Personal information
- Born: March 22, 2003 (age 23)
- Listed height: 6 ft 4 in (1.93 m)
- Listed weight: 229 lb (104 kg)

Career information
- High school: Burleson (Burleson, Texas)
- College: Florida (2021–2022); UAB (2024–2025);
- NFL draft: 2026: undrafted
- Stats at ESPN

= Jalen Kitna =

American football player (born 2003)

Jalen Kitna (born March 22, 2003) is an American football quarterback. He previously played for the Florida Gators and the UAB Blazers.

==Early life==
Kitna is from Tacoma, Washington and attended Waxahachie High School in Waxahachie, Texas before transferring to Brophy College Preparatory in Phoenix, Arizona after his freshman year. He then transferred to Frisco High School in Frisco, Texas before finally transferring to Burleson High School in Burleson, Texas for his senior season and after his father was hired as the head football coach there. Kitna originally committed to Boston College before decommitting and switching his commitment to Florida.

==College career==
Kitna began his college football career at Florida in 2021, using a redshirt in 2021, then playing four games in 2022. He was dismissed from Florida's roster in December 2022 following his arrest.

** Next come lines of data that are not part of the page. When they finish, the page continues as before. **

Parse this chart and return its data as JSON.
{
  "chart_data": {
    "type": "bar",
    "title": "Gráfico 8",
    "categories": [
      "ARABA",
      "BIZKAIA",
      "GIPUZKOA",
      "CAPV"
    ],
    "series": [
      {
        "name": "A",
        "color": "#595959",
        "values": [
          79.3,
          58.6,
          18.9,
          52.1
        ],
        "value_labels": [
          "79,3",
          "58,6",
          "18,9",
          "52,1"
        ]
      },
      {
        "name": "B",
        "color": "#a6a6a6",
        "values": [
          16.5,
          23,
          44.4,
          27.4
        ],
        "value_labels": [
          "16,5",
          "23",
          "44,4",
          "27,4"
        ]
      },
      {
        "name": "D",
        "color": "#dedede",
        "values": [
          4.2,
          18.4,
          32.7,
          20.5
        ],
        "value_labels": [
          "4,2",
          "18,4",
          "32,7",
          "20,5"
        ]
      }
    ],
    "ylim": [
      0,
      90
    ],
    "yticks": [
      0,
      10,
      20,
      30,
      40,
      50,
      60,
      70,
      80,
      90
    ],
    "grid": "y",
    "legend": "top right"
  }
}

In December 2023, he committed to play for UAB. On November 2, 2024, he threw for 404 yards and six touchdowns against Tulsa, being named American Athletic Conference Offensive Player of the Week.

=== Statistics ===

Season: Team; Games; Passing; Rushing
GP: GS; Record; Cmp; Att; Pct; Yds; Y/A; TD; Int; Rtg; Att; Yds; Avg; TD
2021: Florida; Redshirt
2022: Florida; 4; 0; —; 10; 14; 71.4; 181; 12.9; 1; 0; 203.6; 1; 6; 6.0; 0
2024: UAB; 8; 8; 2−6; 196; 316; 62.0; 2,209; 7.0; 17; 11; 131.5; 45; -60; -1.3; 0
2025: UAB; 10; 10; 3−7; 223; 336; 66.4; 2,462; 7.3; 13; 10; 134.7; 35; -40; -1.1; 0
Career: 22; 18; 5−13; 429; 666; 64.4; 4,852; 7.3; 31; 21; 134.7; 81; -94; -1.2; 0

==Professional career==

Pre-draft measurables
| Height | Weight | Arm length | Hand span | Wingspan |
| 6 ft 4+3⁄8 in (1.94 m) | 229 lb (104 kg) | 33+1⁄2 in (0.85 m) | 10+3⁄8 in (0.26 m) | 6 ft 7+3⁄4 in (2.03 m) |
All values from Pro Day

==Personal life==
Kitna's father is former NFL quarterback Jon Kitna.

On November 30, 2022, Kitna was arrested on child pornography charges. In July 2023, the charges were dropped as part of a plea deal; Kitna pleaded no contest to two misdemeanor counts of breach of the peace. Kitna would go on to state that the initial charges were "not accurate" and a forensic investigation found no inappropriate material on any of his electronic devices.